Word Error Rate went down and the device got worse.
WER is the metric everyone quotes and the one that predicts bedside quality the least. The numbers that actually correlate with a resident being helped are entity error rate, latency p95, turn accuracy, and escalation recall.
We once shipped an ASR change that dropped Word Error Rate from 11% to 9% and made Companion worse at its job. The new model was better at common words — 'the,' 'and,' 'today' — which are most of WER by volume, and slightly worse at proper nouns and the word 'help.' WER improved because it counts every word equally. The bedside got worse because not every word is equal. A resident does not care that the conjunctions were transcribed perfectly.
Why WER lies at the bedside
WER is a flat edit distance over a transcript. It treats 'help' and 'the' as one error each. But the cost of those two errors to a person in a bed differs by orders of magnitude. WER is useful as a coarse health check and genuinely misleading as a quality target, because optimizing it pushes effort toward the easy, frequent words and away from the rare, load-bearing ones. It's the metric that's easiest to report and worst to chase.
The metrics that actually predict help
We grade on a small panel of metrics chosen because each one maps to a way a resident is or isn't served. None of them is WER.
- Entity Error Rate (EER). Accuracy on the words that carry meaning: names, medications, times, family members, body parts. A 2% EER matters more than a 9% WER, because these are the words a wrong answer hinges on.
- Latency p95, mouth-to-ear. Not the average — the tail. The resident remembers the one slow reply, not the fifty fast ones. We hold p95 under roughly 800ms; past that, the conversation feels broken regardless of content.

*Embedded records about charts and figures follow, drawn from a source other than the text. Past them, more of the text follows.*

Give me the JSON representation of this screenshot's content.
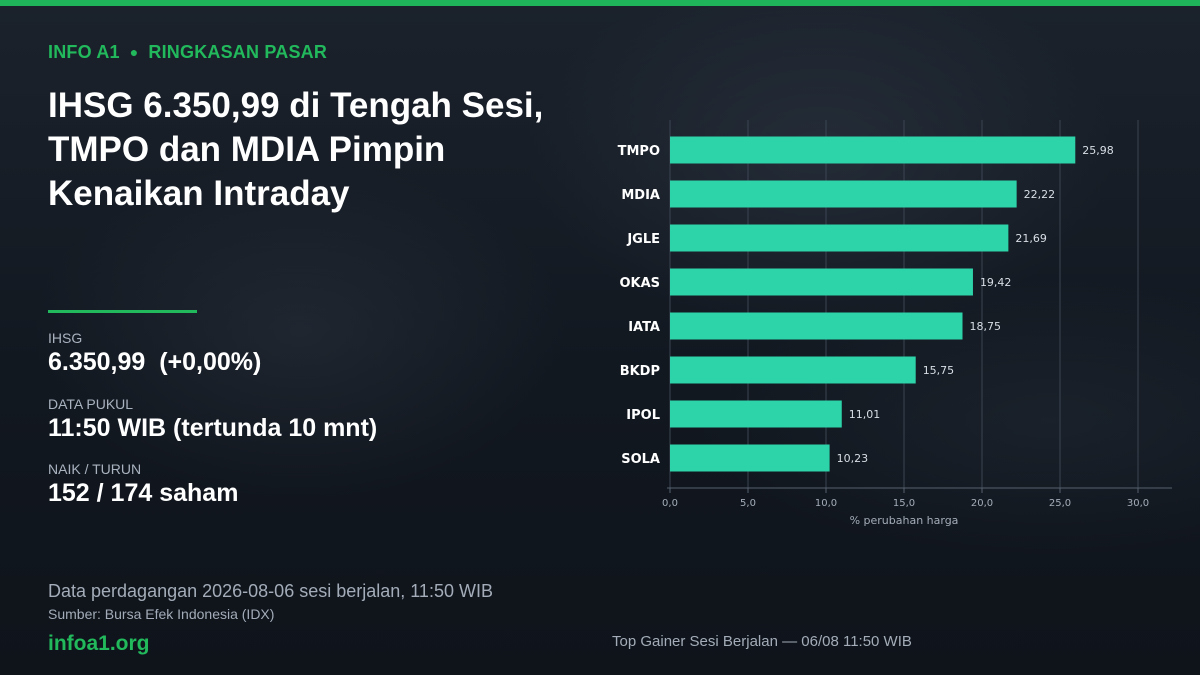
{
  "kicker": {
    "left": "INFO A1",
    "right": "RINGKASAN PASAR"
  },
  "headline": "IHSG 6.350,99 di Tengah Sesi, TMPO dan MDIA Pimpin Kenaikan Intraday",
  "stats": {
    "ihsg_label": "IHSG",
    "ihsg_value": "6.350,99  (+0,00%)",
    "time_label": "DATA PUKUL",
    "time_value": "11:50 WIB (tertunda 10 mnt)",
    "breadth_label": "NAIK / TURUN",
    "breadth_value": "152 / 174 saham"
  },
  "footer": {
    "note": "Data perdagangan 2026-08-06 sesi berjalan, 11:50 WIB",
    "source": "Sumber: Bursa Efek Indonesia (IDX)",
    "brand": "infoa1.org"
  },
  "colors": {
    "accent": "#22b95c",
    "bar": "#2dd4aa",
    "grid": "#3a4452"
  },
  "chart_data": {
    "type": "bar",
    "orientation": "horizontal",
    "categories": [
      "TMPO",
      "MDIA",
      "JGLE",
      "OKAS",
      "IATA",
      "BKDP",
      "IPOL",
      "SOLA"
    ],
    "values": [
      25.98,
      22.22,
      21.69,
      19.42,
      18.75,
      15.75,
      11.01,
      10.23
    ],
    "value_labels": [
      "25,98",
      "22,22",
      "21,69",
      "19,42",
      "18,75",
      "15,75",
      "11,01",
      "10,23"
    ],
    "xlim": [
      0,
      30
    ],
    "xticks": [
      0,
      5,
      10,
      15,
      20,
      25,
      30
    ],
    "xtick_labels": [
      "0,0",
      "5,0",
      "10,0",
      "15,0",
      "20,0",
      "25,0",
      "30,0"
    ],
    "xlabel": "% perubahan harga",
    "ylabel": "",
    "grid": "vertical",
    "caption": "Top Gainer Sesi Berjalan — 06/08 11:50 WIB"
  }
}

- Turn accuracy. Did Companion respond to what the resident actually meant, end to end? This is the only metric that grades the whole pipeline as one thing instead of grading the stages in isolation.
- Escalation precision and recall. Of the turns that should have reached a nurse, how many did (recall); of the ones we escalated, how many were real (precision). These are the two numbers that decide whether the device is safe.
Recall and precision are not symmetric here
Most systems trade precision against recall and pick a balanced point. Escalation is not balanced. A missed escalation — recall failure — means a resident asked for help and nobody came. A false escalation — precision failure — means a nurse walked to a room and found someone fine. Both are costs, but they are not the same cost.
We tune escalation recall toward 1.0 and treat precision as the budget we spend to get there — within reason, because a nurse who's been burned by ten false alarms starts ignoring the eleventh.
In our pilot we target escalation recall above 0.98 and accept precision around 0.85, then work to claw precision back up without ever trading recall for it. That asymmetry is a clinical decision encoded as a metric weight — and it's invisible in WER, which is exactly why WER can't be the thing we steer by.
The discipline is refusing the metric that's easy to report in favor of the ones that predict the moment that matters: a resident in 214 saying something quiet and ambiguous at 3am, and a nurse arriving because the number we actually optimized — recall, not WER — did its job.